Berhari-hari, berbulan-bulan, saya mencoba untuk kembali mengutuhkan rasa. Sekuat apapun saya mencoba, hasilnya tetap tidak ada. Lalu, dengan pikiran matang, saya mengatakan kepada dia, bahwa hubungan yang dijalani harus diakhiri. Saya terpaksa melakukan itu, karena saya tidak mau dia berjuang sendirian untuk waktu selanjutnya, saya tidak mau tetap bertahan ketika sebenarnya sudah menyerah karena rasa itu gagal saya utuhkan.
Kawan, saya terlalu takut dengan ketakutan itu, saya khawatir akan timbul kekhawatiran lainnya. Saya hanya menjaga apa yang dari dulu ada agar tetap sama, bukan mencari yang tidak ada ataupun menghilangkan yang ada. Tapi, yang namanya perpisahan, tak ada yang membahagiakan.
Saya merasa lebih bahagia pada akhirnya, karena setelah kisah itu terjadi. Saya dan dia tidak memendam benci, kami tetap menjadi teman baik seperti awal. Tidak ada rasa canggung, pun tidak ada rasa yang dulu pernah ada. Dan saya pun lebih bangga, dia kembali menemukan tempat singgahnya.

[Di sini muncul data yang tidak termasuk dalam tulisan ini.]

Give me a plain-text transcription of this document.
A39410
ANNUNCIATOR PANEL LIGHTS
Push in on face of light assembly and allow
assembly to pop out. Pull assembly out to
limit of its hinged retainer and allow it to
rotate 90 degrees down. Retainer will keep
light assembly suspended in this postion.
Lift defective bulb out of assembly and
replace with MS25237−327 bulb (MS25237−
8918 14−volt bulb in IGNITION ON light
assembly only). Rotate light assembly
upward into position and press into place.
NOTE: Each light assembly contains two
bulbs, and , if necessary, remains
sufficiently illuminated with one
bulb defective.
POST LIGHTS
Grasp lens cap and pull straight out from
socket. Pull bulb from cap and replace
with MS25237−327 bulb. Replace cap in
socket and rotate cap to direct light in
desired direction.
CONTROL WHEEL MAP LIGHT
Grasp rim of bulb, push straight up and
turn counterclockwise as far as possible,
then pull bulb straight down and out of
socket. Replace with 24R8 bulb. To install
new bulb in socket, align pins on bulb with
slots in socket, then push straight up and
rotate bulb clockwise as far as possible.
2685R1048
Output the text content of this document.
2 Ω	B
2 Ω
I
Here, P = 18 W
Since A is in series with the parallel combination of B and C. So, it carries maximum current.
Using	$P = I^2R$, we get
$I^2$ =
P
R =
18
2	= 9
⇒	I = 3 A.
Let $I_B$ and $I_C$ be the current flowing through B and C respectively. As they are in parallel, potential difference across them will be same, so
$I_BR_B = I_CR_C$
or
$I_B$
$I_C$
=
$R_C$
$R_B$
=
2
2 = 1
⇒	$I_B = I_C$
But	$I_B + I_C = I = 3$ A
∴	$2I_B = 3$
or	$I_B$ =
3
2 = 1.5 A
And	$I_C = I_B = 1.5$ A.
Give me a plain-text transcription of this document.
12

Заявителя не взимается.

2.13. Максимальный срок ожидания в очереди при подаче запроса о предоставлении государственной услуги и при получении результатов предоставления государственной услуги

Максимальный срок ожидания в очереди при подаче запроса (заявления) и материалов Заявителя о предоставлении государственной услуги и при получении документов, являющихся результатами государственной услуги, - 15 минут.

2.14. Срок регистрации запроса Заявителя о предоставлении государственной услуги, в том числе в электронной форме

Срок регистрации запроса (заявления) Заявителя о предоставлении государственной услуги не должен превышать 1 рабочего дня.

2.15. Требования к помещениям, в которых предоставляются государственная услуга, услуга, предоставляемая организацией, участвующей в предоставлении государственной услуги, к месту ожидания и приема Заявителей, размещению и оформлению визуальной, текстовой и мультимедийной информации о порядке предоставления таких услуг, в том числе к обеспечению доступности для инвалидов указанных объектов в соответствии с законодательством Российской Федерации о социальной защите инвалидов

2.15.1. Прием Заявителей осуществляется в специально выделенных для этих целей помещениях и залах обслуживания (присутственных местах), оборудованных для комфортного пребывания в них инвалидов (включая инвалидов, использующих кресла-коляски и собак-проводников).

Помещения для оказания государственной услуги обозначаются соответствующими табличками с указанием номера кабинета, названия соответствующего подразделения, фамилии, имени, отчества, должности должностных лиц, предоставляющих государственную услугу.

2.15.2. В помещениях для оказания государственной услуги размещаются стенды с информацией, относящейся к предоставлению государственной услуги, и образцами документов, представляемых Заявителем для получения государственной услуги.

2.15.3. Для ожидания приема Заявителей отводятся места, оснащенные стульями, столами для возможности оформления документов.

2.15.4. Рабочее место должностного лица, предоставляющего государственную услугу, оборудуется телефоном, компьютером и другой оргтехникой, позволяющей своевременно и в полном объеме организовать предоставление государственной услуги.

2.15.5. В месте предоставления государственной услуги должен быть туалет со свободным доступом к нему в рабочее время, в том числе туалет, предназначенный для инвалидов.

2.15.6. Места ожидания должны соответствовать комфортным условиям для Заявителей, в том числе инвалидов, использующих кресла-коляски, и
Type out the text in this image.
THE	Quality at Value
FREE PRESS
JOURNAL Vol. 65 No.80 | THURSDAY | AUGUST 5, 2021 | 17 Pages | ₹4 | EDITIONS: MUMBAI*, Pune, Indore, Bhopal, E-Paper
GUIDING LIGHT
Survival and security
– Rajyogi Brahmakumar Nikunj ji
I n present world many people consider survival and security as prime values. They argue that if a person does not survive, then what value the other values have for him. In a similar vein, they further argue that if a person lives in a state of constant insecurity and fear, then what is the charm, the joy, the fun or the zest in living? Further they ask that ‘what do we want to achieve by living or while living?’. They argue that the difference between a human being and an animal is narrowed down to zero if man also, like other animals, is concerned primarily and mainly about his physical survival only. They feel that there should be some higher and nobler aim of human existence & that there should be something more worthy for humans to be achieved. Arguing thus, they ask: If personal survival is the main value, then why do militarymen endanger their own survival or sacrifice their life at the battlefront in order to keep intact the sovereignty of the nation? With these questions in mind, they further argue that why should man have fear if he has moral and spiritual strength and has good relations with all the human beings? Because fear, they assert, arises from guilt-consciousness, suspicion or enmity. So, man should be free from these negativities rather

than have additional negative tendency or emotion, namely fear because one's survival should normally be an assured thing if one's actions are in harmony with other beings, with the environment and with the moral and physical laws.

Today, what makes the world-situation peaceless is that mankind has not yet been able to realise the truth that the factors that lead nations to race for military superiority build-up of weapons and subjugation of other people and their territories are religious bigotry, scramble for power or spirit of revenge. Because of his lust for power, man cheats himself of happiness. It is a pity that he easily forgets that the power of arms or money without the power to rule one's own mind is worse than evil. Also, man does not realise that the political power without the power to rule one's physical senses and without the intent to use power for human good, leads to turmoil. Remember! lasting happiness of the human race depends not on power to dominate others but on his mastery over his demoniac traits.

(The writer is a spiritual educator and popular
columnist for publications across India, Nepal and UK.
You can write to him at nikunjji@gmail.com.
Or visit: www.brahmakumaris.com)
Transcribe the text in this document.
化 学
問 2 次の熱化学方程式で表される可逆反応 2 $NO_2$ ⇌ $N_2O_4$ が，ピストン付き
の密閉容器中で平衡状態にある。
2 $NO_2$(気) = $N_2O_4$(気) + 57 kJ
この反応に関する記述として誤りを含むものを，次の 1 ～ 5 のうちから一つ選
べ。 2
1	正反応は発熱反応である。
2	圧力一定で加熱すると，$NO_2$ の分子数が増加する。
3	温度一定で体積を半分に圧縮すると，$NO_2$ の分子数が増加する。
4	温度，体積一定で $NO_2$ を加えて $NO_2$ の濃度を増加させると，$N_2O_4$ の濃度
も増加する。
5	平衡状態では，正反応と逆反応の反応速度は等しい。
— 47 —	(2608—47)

Sebenarnya saya juga tidak mau menyakiti siapapun, apalagi seseorang yang memiliki perasaan kepada saya namun saya tidak bisa memberi apa-apa. Tapi, saya juga tidak bisa memaksakan semuanya. Sebab itu, saya selalu nyaman mencintai sendirian.
Saya yang memang dari awal salah, saya menyia-nyiakan laki-laki baik. Tapi, tidak tahu mengapa, dia tetap sama, seperti dulu. Meskipun, saya pernah melukainya dengan parah. Entah hati seperti apa yang Tuhan berikan kepada dia.
Hanya saja, semakin beranjak dewasa, kami jarang bertemu. Karena saya dan dia berjarak cukup jauh. Kehidupan kami semakin banyak perubahan, namun pertemanan akan tetap bertahan. Begitupun teman-teman saya yang lain, kami semakin berjarak. Dan pertemuan penghapus rindu selalu dinantikan. Saya hanya kecewa dan tetap mencoba menerima ketika ternyata satu-persatu dari mereka melangkah jauh sebab keadaan, bukan keinginan. Rindu waktu dulu yang menghabiskan kebersamaan begitu lama.
Namun, waktu akan tetap selamanya berjalan. Dan saya tidak bisa menahan mereka untuk selalu di samping saya. Sebab mereka pun memiliki dunia mereka sendiri, yang tidak harus melulu tentang saya. Orang baru juga akan terus datang silih berganti di hidup kami. Semuanya tergantung diri sendiri bagaimana harus menyikapi. Menerima, meninggalkan, atau jatuh hati.